Одна Зоя Николаевна не делала ничего. Она была словно щепка, прижатая бурным потоком к камню. Кругом несутся другие щепки, целые бревна, деревья куда-то стремятся, бьются о камни, а она стоит неподвижно в тихой заводи, куда ее занесло. Она и хотела бы что-нибудь делать, тоже помогать этому общему делу войны, но она не знала, как и куда толкнуться. Она было сунулась в ближайший лазарет с предложением своих услуг как сестры милосердия, какой-то сердитый врач в белом фартуке мрачными, усталыми глазами досмотрел на ее прелестное личико, готовое заплакать, на ее дорогую котиковую шубку и кокетливую шляпку и спросил ее, была ли она на курсах сестер милосердия? Она и не подозревала, что этому надо учиться.

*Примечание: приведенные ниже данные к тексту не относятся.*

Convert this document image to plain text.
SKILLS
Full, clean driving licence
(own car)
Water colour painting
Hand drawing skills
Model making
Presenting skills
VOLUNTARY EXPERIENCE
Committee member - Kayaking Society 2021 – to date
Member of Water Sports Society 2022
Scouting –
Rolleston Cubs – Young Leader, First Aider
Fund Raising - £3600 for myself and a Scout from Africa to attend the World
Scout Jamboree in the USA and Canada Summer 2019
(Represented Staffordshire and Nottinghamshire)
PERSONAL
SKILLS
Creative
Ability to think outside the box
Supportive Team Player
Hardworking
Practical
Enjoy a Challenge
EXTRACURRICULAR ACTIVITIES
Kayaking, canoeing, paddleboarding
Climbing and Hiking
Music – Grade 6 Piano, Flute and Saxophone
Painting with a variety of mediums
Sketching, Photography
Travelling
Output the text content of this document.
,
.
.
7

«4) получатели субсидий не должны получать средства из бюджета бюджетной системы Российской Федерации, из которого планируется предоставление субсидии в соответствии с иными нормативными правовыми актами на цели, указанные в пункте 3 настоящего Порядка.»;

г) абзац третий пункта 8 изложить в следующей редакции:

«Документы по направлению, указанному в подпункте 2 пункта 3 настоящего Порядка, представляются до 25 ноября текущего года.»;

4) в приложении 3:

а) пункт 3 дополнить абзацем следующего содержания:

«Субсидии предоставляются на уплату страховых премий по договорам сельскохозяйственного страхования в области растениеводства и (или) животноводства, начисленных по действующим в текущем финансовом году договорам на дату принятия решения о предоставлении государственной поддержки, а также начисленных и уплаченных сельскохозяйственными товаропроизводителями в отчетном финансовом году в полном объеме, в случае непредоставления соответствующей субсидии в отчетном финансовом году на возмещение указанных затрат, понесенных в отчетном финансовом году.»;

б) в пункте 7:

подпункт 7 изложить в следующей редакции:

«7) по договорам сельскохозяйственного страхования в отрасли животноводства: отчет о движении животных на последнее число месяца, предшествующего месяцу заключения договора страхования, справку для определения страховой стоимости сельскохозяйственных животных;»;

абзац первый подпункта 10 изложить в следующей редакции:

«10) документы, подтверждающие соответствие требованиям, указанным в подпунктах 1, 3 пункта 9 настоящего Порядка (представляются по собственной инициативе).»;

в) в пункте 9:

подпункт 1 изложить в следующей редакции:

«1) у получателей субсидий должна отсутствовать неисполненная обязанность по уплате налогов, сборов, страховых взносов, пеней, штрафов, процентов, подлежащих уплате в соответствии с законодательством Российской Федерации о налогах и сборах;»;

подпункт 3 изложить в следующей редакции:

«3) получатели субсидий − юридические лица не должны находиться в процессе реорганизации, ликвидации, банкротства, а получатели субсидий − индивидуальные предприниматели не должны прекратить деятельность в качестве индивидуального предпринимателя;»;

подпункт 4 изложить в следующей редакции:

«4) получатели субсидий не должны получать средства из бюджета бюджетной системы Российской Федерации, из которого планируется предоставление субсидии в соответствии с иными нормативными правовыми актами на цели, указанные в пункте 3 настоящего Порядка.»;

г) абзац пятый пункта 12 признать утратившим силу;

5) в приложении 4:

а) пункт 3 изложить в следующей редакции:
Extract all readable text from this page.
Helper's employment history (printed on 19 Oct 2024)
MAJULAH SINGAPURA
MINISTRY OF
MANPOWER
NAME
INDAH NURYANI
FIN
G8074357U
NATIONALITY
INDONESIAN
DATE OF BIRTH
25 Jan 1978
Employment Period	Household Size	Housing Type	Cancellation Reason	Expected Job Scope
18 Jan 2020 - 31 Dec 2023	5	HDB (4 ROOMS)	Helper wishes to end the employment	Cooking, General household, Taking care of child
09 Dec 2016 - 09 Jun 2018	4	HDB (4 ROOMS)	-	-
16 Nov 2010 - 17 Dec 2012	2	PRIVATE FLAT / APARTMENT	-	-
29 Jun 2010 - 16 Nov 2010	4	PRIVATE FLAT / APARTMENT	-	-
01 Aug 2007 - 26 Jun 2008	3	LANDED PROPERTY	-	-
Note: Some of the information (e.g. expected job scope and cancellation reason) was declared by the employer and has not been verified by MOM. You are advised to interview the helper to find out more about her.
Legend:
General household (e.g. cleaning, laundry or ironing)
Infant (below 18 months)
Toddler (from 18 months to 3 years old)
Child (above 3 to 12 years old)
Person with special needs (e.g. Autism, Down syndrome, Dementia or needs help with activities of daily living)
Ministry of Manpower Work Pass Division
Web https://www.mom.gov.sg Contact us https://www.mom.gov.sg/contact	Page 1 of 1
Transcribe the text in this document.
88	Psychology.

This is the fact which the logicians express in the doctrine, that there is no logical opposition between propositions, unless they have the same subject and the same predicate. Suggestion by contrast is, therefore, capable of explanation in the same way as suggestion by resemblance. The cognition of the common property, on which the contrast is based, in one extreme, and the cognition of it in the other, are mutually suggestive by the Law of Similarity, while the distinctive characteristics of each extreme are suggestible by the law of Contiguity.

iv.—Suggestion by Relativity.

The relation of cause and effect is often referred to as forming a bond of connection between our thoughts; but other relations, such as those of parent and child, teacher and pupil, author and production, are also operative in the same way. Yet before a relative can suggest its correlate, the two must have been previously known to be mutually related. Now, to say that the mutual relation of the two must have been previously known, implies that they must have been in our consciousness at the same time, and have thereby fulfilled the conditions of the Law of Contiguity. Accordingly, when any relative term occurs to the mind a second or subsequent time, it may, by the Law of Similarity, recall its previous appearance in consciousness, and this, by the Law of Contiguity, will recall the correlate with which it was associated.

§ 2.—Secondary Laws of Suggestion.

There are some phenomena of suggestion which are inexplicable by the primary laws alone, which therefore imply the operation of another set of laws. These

Она думала, что достаточно только быть доброй, внимательной, любить солдатиков и больше ничего не нужно. Она ответила отрицательно. «Ну, так мне с вами и разговаривать нечего», — сказал врач, поворачивая ей широкую спину. Из коридора неслись раздирающие душу стоны и пахло очень нехорошо.
Слезы потекли по лицу Зои Николаевны. Она подумала: «Ах, как все мужчины грубы», — и выбежала вон из лазарета.